An std::function should have a fixed size, but it must be able to wrap any kind of callables, including any lambdas of the same kind. How is it implemented? If std::function internally uses a pointer to its target, then what happens, when the std::function instance is copied or moved? Are there any heap allocations involved?

Questioner
Miklós Homolya
Viewed
0
David Rodríguez - dribeas 2016-01-18 19:41:23

The implementation of std::function can differ from one implementation to another, but the core idea is that it uses type-erasure. While there are multiple ways of doing it, you can imagine a trivial (not optimal) solution could be like this (simplified for the specific case of std::function<int (double)> for the sake of simplicity):

struct callable_base {
   virtual int operator()(double d) = 0;
   virtual ~callable_base() {}
};
template <typename F>
struct callable : callable_base {
   F functor;
   callable(F functor) : functor(functor) {}
   virtual int operator()(double d) { return functor(d); }
};
class function_int_double {
   std::unique_ptr<callable_base> c;
public:
   template <typename F>
   function(F f) {
      c.reset(new callable<F>(f));
   }
   int operator()(double d) { return c(d); }
// ...
};

In this simple approach the function object would store just a unique_ptr to a base type.
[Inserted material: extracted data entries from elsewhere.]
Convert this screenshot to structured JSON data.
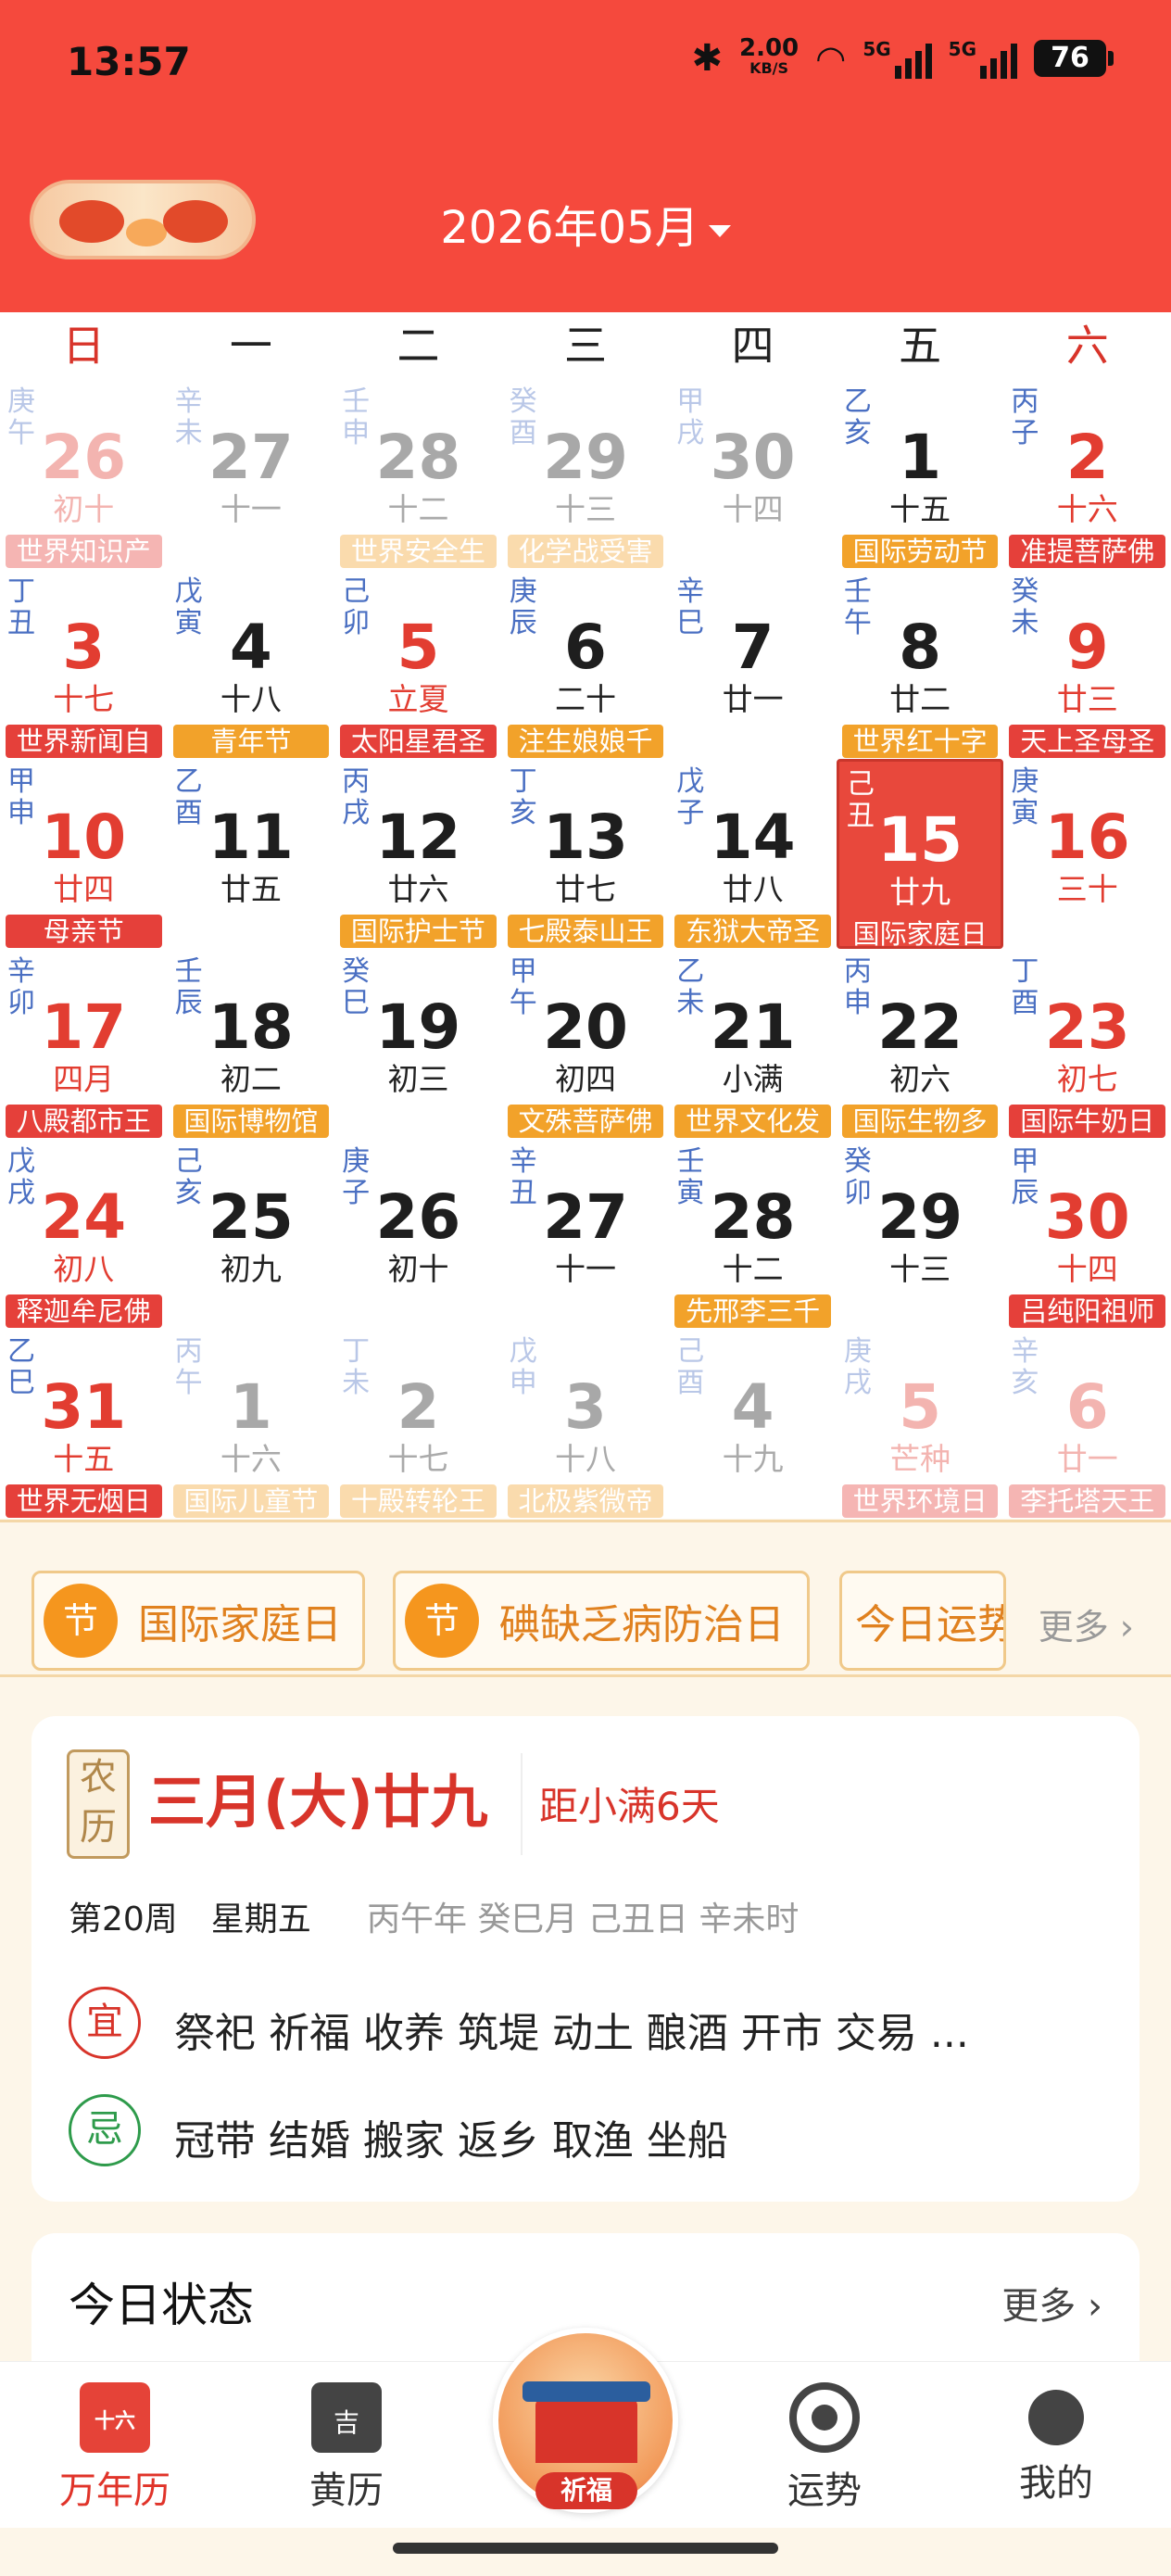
{
  "status_bar": {
    "time": "13:57",
    "speed_value": "2.00",
    "speed_unit": "KB/S",
    "net_1": "5G",
    "net_2": "5G",
    "battery": "76"
  },
  "header": {
    "month_title": "2026年05月"
  },
  "weekdays": [
    "日",
    "一",
    "二",
    "三",
    "四",
    "五",
    "六"
  ],
  "days": [
    {
      "gz": "庚午",
      "num": "26",
      "lunar": "初十",
      "fest": "世界知识产",
      "ft": "r",
      "other": true,
      "wk": true
    },
    {
      "gz": "辛未",
      "num": "27",
      "lunar": "十一",
      "fest": "",
      "ft": "",
      "other": true,
      "wk": false
    },
    {
      "gz": "壬申",
      "num": "28",
      "lunar": "十二",
      "fest": "世界安全生",
      "ft": "o",
      "other": true,
      "wk": false
    },
    {
      "gz": "癸酉",
      "num": "29",
      "lunar": "十三",
      "fest": "化学战受害",
      "ft": "o",
      "other": true,
      "wk": false
    },
    {
      "gz": "甲戌",
      "num": "30",
      "lunar": "十四",
      "fest": "",
      "ft": "",
      "other": true,
      "wk": false
    },
    {
      "gz": "乙亥",
      "num": "1",
      "lunar": "十五",
      "fest": "国际劳动节",
      "ft": "o",
      "other": false,
      "wk": false
    },
    {
      "gz": "丙子",
      "num": "2",
      "lunar": "十六",
      "fest": "准提菩萨佛",
      "ft": "r",
      "other": false,
      "wk": true
    },
    {
      "gz": "丁丑",
      "num": "3",
      "lunar": "十七",
      "fest": "世界新闻自",
      "ft": "r",
      "other": false,
      "wk": true
    },
    {
      "gz": "戊寅",
      "num": "4",
      "lunar": "十八",
      "fest": "青年节",
      "ft": "o",
      "other": false,
      "wk": false
    },
    {
      "gz": "己卯",
      "num": "5",
      "lunar": "立夏",
      "fest": "太阳星君圣",
      "ft": "r",
      "other": false,
      "wk": true
    },
    {
      "gz": "庚辰",
      "num": "6",
      "lunar": "二十",
      "fest": "注生娘娘千",
      "ft": "o",
      "other": false,
      "wk": false
    },
    {
      "gz": "辛巳",
      "num": "7",
      "lunar": "廿一",
      "fest": "",
      "ft": "",
      "other": false,
      "wk": false
    },
    {
      "gz": "壬午",
      "num": "8",
      "lunar": "廿二",
      "fest": "世界红十字",
      "ft": "o",
      "other": false,
      "wk": false
    },
    {
      "gz": "癸未",
      "num": "9",
      "lunar": "廿三",
      "fest": "天上圣母圣",
      "ft": "r",
      "other": false,
      "wk": true
    },
    {
      "gz": "甲申",
      "num": "10",
      "lunar": "廿四",
      "fest": "母亲节",
      "ft": "r",
      "other": false,
      "wk": true
    },
    {
      "gz": "乙酉",
      "num": "11",
      "lunar": "廿五",
      "fest": "",
      "ft": "",
      "other": false,
      "wk": false
    },
    {
      "gz": "丙戌",
      "num": "12",
      "lunar": "廿六",
      "fest": "国际护士节",
      "ft": "o",
      "other": false,
      "wk": false
    },
    {
      "gz": "丁亥",
      "num": "13",
      "lunar": "廿七",
      "fest": "七殿泰山王",
      "ft": "o",
      "other": false,
      "wk": false
    },
    {
      "gz": "戊子",
      "num": "14",
      "lunar": "廿八",
      "fest": "东狱大帝圣",
      "ft": "o",
      "other": false,
      "wk": false
    },
    {
      "gz": "己丑",
      "num": "15",
      "lunar": "廿九",
      "fest": "国际家庭日",
      "ft": "r",
      "other": false,
      "wk": false,
      "today": true
    },
    {
      "gz": "庚寅",
      "num": "16",
      "lunar": "三十",
      "fest": "",
      "ft": "",
      "other": false,
      "wk": true
    },
    {
      "gz": "辛卯",
      "num": "17",
      "lunar": "四月",
      "fest": "八殿都市王",
      "ft": "r",
      "other": false,
      "wk": true
    },
    {
      "gz": "壬辰",
      "num": "18",
      "lunar": "初二",
      "fest": "国际博物馆",
      "ft": "o",
      "other": false,
      "wk": false
    },
    {
      "gz": "癸巳",
      "num": "19",
      "lunar": "初三",
      "fest": "",
      "ft": "",
      "other": false,
      "wk": false
    },
    {
      "gz": "甲午",
      "num": "20",
      "lunar": "初四",
      "fest": "文殊菩萨佛",
      "ft": "o",
      "other": false,
      "wk": false
    },
    {
      "gz": "乙未",
      "num": "21",
      "lunar": "小满",
      "fest": "世界文化发",
      "ft": "o",
      "other": false,
      "wk": false
    },
    {
      "gz": "丙申",
      "num": "22",
      "lunar": "初六",
      "fest": "国际生物多",
      "ft": "o",
      "other": false,
      "wk": false
    },
    {
      "gz": "丁酉",
      "num": "23",
      "lunar": "初七",
      "fest": "国际牛奶日",
      "ft": "r",
      "other": false,
      "wk": true
    },
    {
      "gz": "戊戌",
      "num": "24",
      "lunar": "初八",
      "fest": "释迦牟尼佛",
      "ft": "r",
      "other": false,
      "wk": true
    },
    {
      "gz": "己亥",
      "num": "25",
      "lunar": "初九",
      "fest": "",
      "ft": "",
      "other": false,
      "wk": false
    },
    {
      "gz": "庚子",
      "num": "26",
      "lunar": "初十",
      "fest": "",
      "ft": "",
      "other": false,
      "wk": false
    },
    {
      "gz": "辛丑",
      "num": "27",
      "lunar": "十一",
      "fest": "",
      "ft": "",
      "other": false,
      "wk": false
    },
    {
      "gz": "壬寅",
      "num": "28",
      "lunar": "十二",
      "fest": "先邢李三千",
      "ft": "o",
      "other": false,
      "wk": false
    },
    {
      "gz": "癸卯",
      "num": "29",
      "lunar": "十三",
      "fest": "",
      "ft": "",
      "other": false,
      "wk": false
    },
    {
      "gz": "甲辰",
      "num": "30",
      "lunar": "十四",
      "fest": "吕纯阳祖师",
      "ft": "r",
      "other": false,
      "wk": true
    },
    {
      "gz": "乙巳",
      "num": "31",
      "lunar": "十五",
      "fest": "世界无烟日",
      "ft": "r",
      "other": false,
      "wk": true
    },
    {
      "gz": "丙午",
      "num": "1",
      "lunar": "十六",
      "fest": "国际儿童节",
      "ft": "o",
      "other": true,
      "wk": false
    },
    {
      "gz": "丁未",
      "num": "2",
      "lunar": "十七",
      "fest": "十殿转轮王",
      "ft": "o",
      "other": true,
      "wk": false
    },
    {
      "gz": "戊申",
      "num": "3",
      "lunar": "十八",
      "fest": "北极紫微帝",
      "ft": "o",
      "other": true,
      "wk": false
    },
    {
      "gz": "己酉",
      "num": "4",
      "lunar": "十九",
      "fest": "",
      "ft": "",
      "other": true,
      "wk": false
    },
    {
      "gz": "庚戌",
      "num": "5",
      "lunar": "芒种",
      "fest": "世界环境日",
      "ft": "r",
      "other": true,
      "wk": true
    },
    {
      "gz": "辛亥",
      "num": "6",
      "lunar": "廿一",
      "fest": "李托塔天王",
      "ft": "r",
      "other": true,
      "wk": true
    }
  ],
  "chips": {
    "chip1_badge": "节",
    "chip1_text": "国际家庭日",
    "chip2_badge": "节",
    "chip2_text": "碘缺乏病防治日",
    "chip3_text": "今日运势",
    "more": "更多"
  },
  "almanac": {
    "nongli_label": "农历",
    "lunar_date": "三月(大)廿九",
    "countdown": "距小满6天",
    "week_info": "第20周　星期五",
    "ganzhi": "丙午年 癸巳月 己丑日 辛未时",
    "yi_label": "宜",
    "yi_items": "祭祀 祈福 收养 筑堤 动土 酿酒 开市 交易 ...",
    "ji_label": "忌",
    "ji_items": "冠带 结婚 搬家 返乡 取渔 坐船"
  },
  "today_status": {
    "title": "今日状态",
    "more": "更多"
  },
  "bottom_nav": {
    "calendar": "万年历",
    "huangli": "黄历",
    "center": "祈福",
    "fortune": "运势",
    "mine": "我的"
  },
  "colors": {
    "header_red": "#f5493d",
    "weekend_red": "#e23d31",
    "festival_orange": "#f2a22a",
    "festival_red": "#e5403a"
  }
}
For each different functor used with the function, a new type derived from the base is created and an object of that type instantiated dynamically. The std::function object is always of the same size and will allocate space as needed for the different functors in the heap.

In real life there are different optimizations that provide performance advantages but would complicate the answer. The type could use small object optimizations, the dynamic dispatch can be replaced by a free-function pointer that takes the functor as argument to avoid one level of indirection... but the idea is basically the same.


Regarding the issue of how copies of the std::function behave, a quick test indicates that copies of the internal callable object are done, rather than sharing the state.

// g++4.8
int main() {
   int value = 5;
   typedef std::function<void()> fun;
   fun f1 = [=]() mutable { std::cout << value++ << '\n' };
   fun f2 = f1;
   f1();                    // prints 5
   fun f3 = f1;
   f2();                    // prints 5
   f3();                    // prints 6 (copy after first increment)
}

The test indicates that f2 gets a copy of the callable entity, rather than a reference. If the callable entity was shared by the different std::function<> objects, the output of the program would have been 5, 6, 7.